The last great book I read was Jungle Capitalism, by Peter Chapman. Recommended to me by Edinburgh performance poet Jem Rolls, this book is about the political history of bananas in the United States and Central America – and the iron fist United Fruit.
I also just read, Country of my Skull by Antjie Krog, a well-known South African writer I was fortunate to meet at the festival she curates. Her book is a partly-journalistic partly-poetic account of her work as the senior reporter covering the Truth and Reconciliation commission hearings following the fall of Apartheid. It’s a heavy but mind-changing read.

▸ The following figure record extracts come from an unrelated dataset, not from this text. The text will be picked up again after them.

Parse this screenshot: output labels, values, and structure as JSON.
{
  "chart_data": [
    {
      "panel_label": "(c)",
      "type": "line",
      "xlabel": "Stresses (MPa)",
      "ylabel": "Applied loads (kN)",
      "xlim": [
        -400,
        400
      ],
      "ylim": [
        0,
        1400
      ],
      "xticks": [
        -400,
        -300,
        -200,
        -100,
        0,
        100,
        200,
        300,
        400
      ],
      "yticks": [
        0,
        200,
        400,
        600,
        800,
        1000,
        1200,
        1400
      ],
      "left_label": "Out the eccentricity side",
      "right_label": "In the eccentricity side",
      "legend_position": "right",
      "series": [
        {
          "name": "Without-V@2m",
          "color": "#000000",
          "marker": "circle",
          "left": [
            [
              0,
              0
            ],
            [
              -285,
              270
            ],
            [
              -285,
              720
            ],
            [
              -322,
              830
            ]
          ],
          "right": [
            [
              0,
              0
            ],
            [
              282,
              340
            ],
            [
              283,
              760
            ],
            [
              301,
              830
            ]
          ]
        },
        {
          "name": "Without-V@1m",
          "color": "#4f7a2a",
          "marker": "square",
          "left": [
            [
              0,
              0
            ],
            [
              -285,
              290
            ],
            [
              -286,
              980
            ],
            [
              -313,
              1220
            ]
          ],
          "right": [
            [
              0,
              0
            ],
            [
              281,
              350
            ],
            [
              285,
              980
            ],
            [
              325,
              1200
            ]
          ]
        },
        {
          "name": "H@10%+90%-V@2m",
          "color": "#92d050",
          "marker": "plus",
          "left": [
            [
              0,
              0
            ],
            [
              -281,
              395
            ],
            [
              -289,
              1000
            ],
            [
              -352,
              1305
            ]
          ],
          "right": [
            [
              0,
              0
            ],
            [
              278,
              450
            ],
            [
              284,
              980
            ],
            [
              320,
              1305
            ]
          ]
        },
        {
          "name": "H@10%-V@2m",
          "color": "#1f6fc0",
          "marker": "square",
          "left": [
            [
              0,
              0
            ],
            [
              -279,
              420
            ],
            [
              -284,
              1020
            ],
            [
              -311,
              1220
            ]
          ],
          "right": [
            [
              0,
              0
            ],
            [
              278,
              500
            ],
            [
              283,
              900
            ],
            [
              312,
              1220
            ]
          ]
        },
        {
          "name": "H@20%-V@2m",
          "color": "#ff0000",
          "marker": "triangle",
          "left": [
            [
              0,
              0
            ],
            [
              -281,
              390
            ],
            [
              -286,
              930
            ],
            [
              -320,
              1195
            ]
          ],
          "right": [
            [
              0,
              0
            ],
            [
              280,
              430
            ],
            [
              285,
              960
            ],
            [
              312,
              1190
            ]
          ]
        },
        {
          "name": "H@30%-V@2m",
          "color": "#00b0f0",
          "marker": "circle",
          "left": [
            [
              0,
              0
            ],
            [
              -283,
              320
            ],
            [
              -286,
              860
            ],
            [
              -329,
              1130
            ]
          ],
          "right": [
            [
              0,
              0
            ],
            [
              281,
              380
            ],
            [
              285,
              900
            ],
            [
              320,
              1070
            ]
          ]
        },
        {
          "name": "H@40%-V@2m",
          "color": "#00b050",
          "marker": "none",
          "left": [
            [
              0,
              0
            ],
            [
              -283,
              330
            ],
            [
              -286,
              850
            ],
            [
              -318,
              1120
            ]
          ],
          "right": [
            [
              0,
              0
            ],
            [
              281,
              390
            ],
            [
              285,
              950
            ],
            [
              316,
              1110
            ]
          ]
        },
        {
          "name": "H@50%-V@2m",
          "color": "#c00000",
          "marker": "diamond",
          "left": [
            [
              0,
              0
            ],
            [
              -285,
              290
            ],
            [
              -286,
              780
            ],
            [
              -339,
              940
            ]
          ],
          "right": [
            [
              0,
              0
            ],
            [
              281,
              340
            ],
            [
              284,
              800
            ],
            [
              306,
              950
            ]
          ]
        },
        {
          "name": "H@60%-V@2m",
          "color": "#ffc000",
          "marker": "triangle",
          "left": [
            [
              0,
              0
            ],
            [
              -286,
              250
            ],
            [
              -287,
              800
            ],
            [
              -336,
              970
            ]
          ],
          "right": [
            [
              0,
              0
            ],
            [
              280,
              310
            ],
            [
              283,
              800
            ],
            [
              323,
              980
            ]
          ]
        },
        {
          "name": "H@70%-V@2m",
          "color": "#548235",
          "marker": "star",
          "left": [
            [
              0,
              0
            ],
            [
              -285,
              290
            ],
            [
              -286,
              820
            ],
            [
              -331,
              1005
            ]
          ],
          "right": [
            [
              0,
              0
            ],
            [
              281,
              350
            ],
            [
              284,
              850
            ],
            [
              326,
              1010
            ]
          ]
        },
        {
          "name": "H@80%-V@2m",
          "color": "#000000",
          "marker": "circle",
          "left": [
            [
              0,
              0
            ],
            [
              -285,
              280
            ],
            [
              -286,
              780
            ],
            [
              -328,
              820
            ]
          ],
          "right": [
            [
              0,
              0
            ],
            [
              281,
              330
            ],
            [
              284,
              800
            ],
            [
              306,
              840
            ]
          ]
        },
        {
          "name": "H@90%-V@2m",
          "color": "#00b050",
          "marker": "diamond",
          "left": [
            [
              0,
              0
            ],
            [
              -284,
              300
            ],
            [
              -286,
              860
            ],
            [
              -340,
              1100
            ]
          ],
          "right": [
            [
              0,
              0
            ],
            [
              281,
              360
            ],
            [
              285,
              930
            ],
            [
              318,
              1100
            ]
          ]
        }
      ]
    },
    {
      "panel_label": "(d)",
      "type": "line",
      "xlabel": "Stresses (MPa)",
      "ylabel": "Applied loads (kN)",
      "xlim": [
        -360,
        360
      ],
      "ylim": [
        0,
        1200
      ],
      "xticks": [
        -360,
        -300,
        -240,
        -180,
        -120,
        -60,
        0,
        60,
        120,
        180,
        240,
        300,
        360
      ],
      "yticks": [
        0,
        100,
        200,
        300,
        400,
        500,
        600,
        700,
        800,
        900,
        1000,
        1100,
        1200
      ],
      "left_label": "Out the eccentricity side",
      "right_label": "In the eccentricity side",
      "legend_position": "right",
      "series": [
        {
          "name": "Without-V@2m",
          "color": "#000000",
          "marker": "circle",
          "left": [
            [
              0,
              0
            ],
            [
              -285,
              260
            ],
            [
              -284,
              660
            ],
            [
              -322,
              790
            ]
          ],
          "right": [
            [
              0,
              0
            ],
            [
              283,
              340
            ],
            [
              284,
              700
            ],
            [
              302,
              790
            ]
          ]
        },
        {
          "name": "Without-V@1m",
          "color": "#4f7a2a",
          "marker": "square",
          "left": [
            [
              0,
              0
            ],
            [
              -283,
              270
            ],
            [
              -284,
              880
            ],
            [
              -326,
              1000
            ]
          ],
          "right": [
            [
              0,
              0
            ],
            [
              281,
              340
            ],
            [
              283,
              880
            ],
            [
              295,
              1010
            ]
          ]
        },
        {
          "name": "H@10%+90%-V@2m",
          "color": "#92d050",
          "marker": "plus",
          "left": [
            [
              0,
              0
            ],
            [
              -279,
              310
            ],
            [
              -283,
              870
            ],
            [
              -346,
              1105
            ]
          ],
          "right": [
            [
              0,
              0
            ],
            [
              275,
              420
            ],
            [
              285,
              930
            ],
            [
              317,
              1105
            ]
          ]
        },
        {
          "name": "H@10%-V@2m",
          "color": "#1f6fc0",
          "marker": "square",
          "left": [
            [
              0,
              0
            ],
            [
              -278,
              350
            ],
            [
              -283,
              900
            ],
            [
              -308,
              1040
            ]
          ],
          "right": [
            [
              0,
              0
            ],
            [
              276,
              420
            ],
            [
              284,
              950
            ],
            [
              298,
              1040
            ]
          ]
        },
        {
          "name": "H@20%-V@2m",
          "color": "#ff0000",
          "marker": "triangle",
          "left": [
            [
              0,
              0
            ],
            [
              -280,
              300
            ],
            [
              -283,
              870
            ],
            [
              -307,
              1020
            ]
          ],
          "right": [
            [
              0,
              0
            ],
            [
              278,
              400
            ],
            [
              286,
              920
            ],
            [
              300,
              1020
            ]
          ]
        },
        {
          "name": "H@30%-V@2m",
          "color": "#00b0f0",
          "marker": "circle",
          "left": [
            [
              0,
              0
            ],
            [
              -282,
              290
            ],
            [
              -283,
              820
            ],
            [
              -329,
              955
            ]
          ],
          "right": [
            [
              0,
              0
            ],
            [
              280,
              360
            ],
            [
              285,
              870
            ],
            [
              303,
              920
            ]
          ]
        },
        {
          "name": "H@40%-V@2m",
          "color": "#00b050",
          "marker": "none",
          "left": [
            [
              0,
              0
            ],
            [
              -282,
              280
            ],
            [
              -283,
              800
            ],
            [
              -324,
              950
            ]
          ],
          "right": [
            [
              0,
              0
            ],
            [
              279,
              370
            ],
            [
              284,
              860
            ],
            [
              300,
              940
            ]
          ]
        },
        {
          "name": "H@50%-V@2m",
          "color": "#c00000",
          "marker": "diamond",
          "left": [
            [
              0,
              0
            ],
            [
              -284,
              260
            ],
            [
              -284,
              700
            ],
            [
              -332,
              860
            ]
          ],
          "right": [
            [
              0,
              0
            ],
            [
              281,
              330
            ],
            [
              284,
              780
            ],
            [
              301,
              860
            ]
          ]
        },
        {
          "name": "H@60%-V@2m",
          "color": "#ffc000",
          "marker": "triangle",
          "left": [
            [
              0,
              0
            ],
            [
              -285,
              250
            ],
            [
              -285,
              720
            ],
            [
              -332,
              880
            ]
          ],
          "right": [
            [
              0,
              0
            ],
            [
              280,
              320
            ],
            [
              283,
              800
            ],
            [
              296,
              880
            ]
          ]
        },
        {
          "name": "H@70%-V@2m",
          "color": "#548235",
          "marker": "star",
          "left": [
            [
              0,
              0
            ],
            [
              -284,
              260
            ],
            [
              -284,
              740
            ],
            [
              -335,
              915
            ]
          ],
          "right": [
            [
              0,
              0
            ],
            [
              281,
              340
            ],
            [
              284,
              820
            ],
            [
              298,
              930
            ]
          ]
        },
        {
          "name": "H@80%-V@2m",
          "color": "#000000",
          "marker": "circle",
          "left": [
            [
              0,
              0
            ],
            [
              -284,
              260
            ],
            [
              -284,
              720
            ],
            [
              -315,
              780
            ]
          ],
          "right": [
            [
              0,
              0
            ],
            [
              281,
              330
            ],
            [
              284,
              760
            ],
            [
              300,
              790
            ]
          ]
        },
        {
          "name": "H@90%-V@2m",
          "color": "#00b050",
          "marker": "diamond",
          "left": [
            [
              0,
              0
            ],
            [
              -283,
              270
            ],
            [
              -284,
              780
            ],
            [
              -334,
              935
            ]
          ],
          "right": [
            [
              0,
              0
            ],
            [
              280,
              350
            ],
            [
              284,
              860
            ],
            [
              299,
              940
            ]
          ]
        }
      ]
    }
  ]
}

20 - What are you currently working on?
Isn’t it supposed to be a jinx to talk about what you’re working on? Spidey senses tingle…but perhaps it depends on how deeply emersed in the artistic process one happens to be. If I know what remains to be done to complete a project, then it seems okay to talk about it, but if the creation is more formless, still in bits, then it’s less okay to talk about. Some of the impetus dissipates, maybe.
I started writing something wicked silly recently, but will resist calling it anything in particular until it shows itself to be. Just now it is something to play with. In addition to project X, I am semi-emersed in a new dvd/book project which I’m bound to finish at some point – I would envision using some of the wildlife footage Geoff and I gathered in South Africa last Spring. Hyenas and lions, and a dung beetle.